Does electricity at 6.5 cents per kilowatt hour sound good?
Six and a half cents is the average cost of electricity from the nuclear power plants that produce nearly 20 percent of U.S. electric power. Compare that to the 28 cents we pay on Oahu and more than 40 cents on neighbor isles.
Nuclear power is having a resurgence both in the U.S. and around the world as the price of oil and natural gas escalates into the stratosphere. Twenty-nine new nuclear plants are on the drawing boards in the mainland United States.
But here in Hawaii we might never share in the savings on electric power that people all over the rest of the country will benefit from. That is because of an ill-advised amendment prohibiting civilian nuclear power in Hawaii that was inserted into the state Constitution at the 1978 constitutional convention. Only a two-thirds vote of both houses of the Hawaii Legislature can override the prohibition.
However, we do have an opportunity to remove that unfortunate prohibition from Hawaii's Constitution if we vote for a new Con Con in the November elections, and elect pro-nuclear delegates to the new Con Con.
Removing the nuclear prohibition from the Constitution will not mean that we will build a nuclear power plant in the near future. It would just give Hawaii the opportunity to build one if the economics of producing electricity here continue their rapid deterioration. Under the current situation, once the need and desire for nuclear power here becomes clear, we could waste another two or three years getting the needed two-thirds vote from the Legislature to remove the nuclear prohibition.
Even if we could remove the constitutional prohibition tomorrow, practical problems would prevent early construction of a Hawaii nuclear plant. Current federal regulations prohibit construction of nuclear plants smaller than 600 megawatts. Since Hawaii does not have an interstate power grid to turn to if a plant breaks down, it would be necessary to have an idle plant standing by for backup. This would not make economic sense.
But smaller, fail-safe reactors are in the development process and pilot plants are scheduled to be running in 2010. Such plants undoubtedly will be in production and have federal approval by the time Hawaii would decide to go nuclear.
We all hope that currently developing alternative power sources such as wind, ocean-thermal, ethanol and solar will be successful and economical in Hawaii.
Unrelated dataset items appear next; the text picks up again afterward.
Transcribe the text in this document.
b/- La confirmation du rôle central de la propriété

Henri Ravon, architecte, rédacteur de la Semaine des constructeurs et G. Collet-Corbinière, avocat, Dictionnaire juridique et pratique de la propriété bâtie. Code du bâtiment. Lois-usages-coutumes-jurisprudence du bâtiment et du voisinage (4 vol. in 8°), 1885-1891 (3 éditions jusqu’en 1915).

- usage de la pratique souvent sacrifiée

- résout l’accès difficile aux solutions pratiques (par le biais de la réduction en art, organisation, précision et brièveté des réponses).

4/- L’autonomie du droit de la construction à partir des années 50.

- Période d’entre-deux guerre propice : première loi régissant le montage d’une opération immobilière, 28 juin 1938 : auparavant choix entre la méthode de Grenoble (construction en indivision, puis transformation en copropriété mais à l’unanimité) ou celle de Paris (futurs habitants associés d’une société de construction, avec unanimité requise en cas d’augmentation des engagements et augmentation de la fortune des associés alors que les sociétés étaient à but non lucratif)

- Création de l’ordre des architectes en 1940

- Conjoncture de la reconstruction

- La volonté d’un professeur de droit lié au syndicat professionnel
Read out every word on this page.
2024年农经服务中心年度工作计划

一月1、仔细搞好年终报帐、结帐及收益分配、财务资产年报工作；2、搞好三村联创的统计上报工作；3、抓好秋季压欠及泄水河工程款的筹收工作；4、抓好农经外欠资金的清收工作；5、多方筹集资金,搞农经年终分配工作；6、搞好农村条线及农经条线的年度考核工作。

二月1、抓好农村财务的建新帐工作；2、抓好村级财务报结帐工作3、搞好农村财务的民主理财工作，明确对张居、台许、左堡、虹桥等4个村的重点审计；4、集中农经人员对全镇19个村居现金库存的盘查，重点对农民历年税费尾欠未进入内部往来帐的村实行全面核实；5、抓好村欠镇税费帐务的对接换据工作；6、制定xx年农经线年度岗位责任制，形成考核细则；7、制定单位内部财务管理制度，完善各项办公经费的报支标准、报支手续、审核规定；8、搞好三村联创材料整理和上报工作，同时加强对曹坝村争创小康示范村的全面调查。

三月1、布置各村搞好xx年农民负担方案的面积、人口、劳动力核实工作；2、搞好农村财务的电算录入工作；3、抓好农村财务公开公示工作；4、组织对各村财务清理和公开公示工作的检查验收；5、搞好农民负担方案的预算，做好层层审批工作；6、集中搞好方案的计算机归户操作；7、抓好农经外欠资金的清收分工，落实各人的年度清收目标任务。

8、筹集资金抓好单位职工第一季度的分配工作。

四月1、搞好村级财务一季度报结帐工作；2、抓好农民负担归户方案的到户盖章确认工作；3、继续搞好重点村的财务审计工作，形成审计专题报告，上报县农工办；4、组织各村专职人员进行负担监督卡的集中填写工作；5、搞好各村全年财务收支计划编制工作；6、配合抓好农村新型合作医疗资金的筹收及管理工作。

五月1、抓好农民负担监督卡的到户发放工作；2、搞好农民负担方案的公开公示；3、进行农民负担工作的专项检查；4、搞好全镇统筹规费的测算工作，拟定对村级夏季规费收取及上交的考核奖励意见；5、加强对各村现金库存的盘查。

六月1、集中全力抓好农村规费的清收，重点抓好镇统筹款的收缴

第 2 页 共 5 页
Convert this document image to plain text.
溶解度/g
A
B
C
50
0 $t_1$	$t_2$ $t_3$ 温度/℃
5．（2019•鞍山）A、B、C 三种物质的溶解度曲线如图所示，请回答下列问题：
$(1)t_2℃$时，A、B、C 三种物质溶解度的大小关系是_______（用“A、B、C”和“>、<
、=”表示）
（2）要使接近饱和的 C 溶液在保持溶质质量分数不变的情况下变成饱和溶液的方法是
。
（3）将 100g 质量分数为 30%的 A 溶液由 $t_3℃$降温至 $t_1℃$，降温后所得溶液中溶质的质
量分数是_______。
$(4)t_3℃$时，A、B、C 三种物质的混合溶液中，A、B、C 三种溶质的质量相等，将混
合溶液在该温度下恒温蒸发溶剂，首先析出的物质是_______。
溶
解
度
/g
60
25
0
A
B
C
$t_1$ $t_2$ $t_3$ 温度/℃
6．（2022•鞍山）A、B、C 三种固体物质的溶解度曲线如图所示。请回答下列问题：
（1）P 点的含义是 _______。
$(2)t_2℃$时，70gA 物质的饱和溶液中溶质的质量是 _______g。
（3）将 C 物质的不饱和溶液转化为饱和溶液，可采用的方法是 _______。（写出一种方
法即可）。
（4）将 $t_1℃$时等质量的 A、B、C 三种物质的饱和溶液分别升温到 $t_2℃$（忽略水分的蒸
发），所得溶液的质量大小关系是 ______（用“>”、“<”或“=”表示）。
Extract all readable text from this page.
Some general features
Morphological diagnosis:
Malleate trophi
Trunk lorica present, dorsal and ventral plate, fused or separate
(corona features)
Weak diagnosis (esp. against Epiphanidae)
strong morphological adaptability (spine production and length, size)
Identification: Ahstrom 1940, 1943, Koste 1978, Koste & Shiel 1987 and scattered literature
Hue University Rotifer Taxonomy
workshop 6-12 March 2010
But if they are not, and if oil and natural gas continue to be so expensive, doesn't it make sense to have an "ace in the hole" to keep our economy from crashing? Particularly when that ace in the hole emits no greenhouse gases to add to global warming and does not require shiploads of fuel every month?
Clearly it does make sense. And that is why we must vote for a Con Con in November.
Tom Macdonald is a retired financial services executive and an active community volunteer who lives in Kaneohe.